Entre octobre et la fin juin, la patrouille des frontières a arrêté plus de 688 000 personnes , plus de la moitié d'entre eux sont des familles et des enfants non accompagnés. Bien que des personnes du monde entier entrent aux États-Unis par la frontière mexicaine, la grande majorité d'entre elles viennent du Guatemala, du Honduras et du Salvador, trois pays d'Amérique centrale où la violence et la pauvreté ont fait de nombreuses victimes.

En El Salvador, par exemple, il y a près de 83 homicides pour 100 000 habitants dans un pays de plus de 6,4 millions. Au Guatemala, près de 60% de la population vit en dessous du seuil de pauvreté et les institutions gouvernementales sont affaiblies et ravagées par la corruption, ce qui rend de nombreuses villes essentiellement sans loi. Au Honduras, près de 65% de la population vit en dessous du seuil de pauvreté.

Depuis 2016, le Congrès a alloué plus de 2,6 milliards de dollars en aide étrangère à des pays d'Amérique centrale, dans l'espoir que ces fonds réduiraient la violence et la pauvreté et freineraient les migrations vers le nord. Mais le président Donald Trump a annoncé plus tôt cette année qu'il sabrait dans le financement des représailles contre le grand nombre de migrants en provenance de ces pays.

De nombreux obstacles à l'asile

Le voyage dans le Nord est long et dangereux, et des migrants sont parfois kidnappés ou volés .

Ce qui les attend à la frontière est aussi un défi.

L’administration Trump a mis en place un certain nombre de nouvelles politiques rendant pratiquement impossible la demande d’asile par la frontière, avec notamment une réduction spectaculaire du nombre de personnes autorisées. faire une demande d'asile. Au lieu de cela, les demandeurs d'asile sont obligés d'attendre au Mexique, rejoignant des milliers d'autres personnes sur une liste d'attente. Connu sous le nom de «mesure», il faut des mois avant même qu’ils soient autorisés à s’adresser à des responsables américains pour lancer le processus. Les listes d'attente sont gérées par les migrants eux-mêmes, ainsi que par les centres d'hébergement locaux ou les autorités mexicaines. Le gouvernement des États-Unis décide combien de personnes sont autorisées à demander l'asile chaque jour, mais il y a des jours où elles n'appellent personne dans certaines villes.

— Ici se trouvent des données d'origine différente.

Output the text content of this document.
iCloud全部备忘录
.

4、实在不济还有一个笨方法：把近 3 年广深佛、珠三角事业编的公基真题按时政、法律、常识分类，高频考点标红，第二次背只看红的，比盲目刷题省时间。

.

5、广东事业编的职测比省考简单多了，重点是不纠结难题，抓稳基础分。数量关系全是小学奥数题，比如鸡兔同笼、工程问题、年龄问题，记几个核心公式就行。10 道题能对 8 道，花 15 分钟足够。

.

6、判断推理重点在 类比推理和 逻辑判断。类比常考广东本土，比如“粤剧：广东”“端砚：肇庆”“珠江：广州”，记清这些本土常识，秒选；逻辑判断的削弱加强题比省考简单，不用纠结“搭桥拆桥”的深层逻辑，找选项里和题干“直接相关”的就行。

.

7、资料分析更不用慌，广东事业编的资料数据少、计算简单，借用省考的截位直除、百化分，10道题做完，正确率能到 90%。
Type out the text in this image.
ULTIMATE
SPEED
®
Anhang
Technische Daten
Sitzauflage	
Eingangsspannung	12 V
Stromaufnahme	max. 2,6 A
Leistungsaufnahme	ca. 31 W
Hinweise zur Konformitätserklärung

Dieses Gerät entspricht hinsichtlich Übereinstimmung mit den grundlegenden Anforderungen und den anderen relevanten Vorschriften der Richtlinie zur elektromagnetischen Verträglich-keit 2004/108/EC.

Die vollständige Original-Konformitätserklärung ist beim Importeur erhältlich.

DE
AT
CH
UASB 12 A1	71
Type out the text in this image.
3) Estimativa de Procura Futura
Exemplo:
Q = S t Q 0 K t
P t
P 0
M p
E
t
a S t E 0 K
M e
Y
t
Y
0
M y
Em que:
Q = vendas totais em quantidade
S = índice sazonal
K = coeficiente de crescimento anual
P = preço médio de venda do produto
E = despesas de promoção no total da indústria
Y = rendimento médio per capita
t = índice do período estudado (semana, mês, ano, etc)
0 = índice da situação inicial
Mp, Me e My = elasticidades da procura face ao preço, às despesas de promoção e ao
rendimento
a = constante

Si un migrant est appelé pour commencer le processus, il fait face à un programme connu «rester au Mexique», ce qui les oblige à attendre au sud de la frontière après avoir demandé l'asile. Lancé fin janvier à Tijuana, le programme s'est depuis étendu à trois autres villes et près de 20 000 personnes ont été renvoyées des États-Unis dans l'attente de leur demande d'asile au Mexique.

La dernière annonce de l'administration Trump exclut toute demande d'asile. -Seeker qui a voyagé à travers un autre pays pour se rendre aux États-Unis. Cette décision, qui selon les critiques, viole le droit américain et le droit international, est contestée devant un tribunal et un juge fédéral à San Francisco a émis mercredi une injonction préliminaire mettant fin à la politique tant que le procès se déroule. Cette décision intervient quelques heures après qu'un autre juge fédéral, à Washington DC, ait laissé la politique vieille de neuf jours.

Longues listes d'attente

Pour ceux qui sont déjà dans le pays et qui ont des affaires d'immigration en attente, l'attente est extrêmement longue. long – en moyenne près de deux ans pour une audience. Près de 900 000 affaires attendent d’être entendues par un tribunal de l’immigration. La Californie, le Texas et New York comptent le plus grand nombre de litiges judiciaires en matière d'immigration.

Le voyage des migrants à la recherche d'une nouvelle vie aux États-Unis est long et ardu et ne s'arrête pas lorsqu'ils arrivent ici. Et bien que le nombre de migrants arrivant à la frontière ait diminué ces dernières semaines, en grande partie à cause de la chaleur estivale et des efforts accrus déployés par les autorités mexicaines pour stopper la migration, il est difficile pour les autorités américaines de prédire l'évolution de la migration.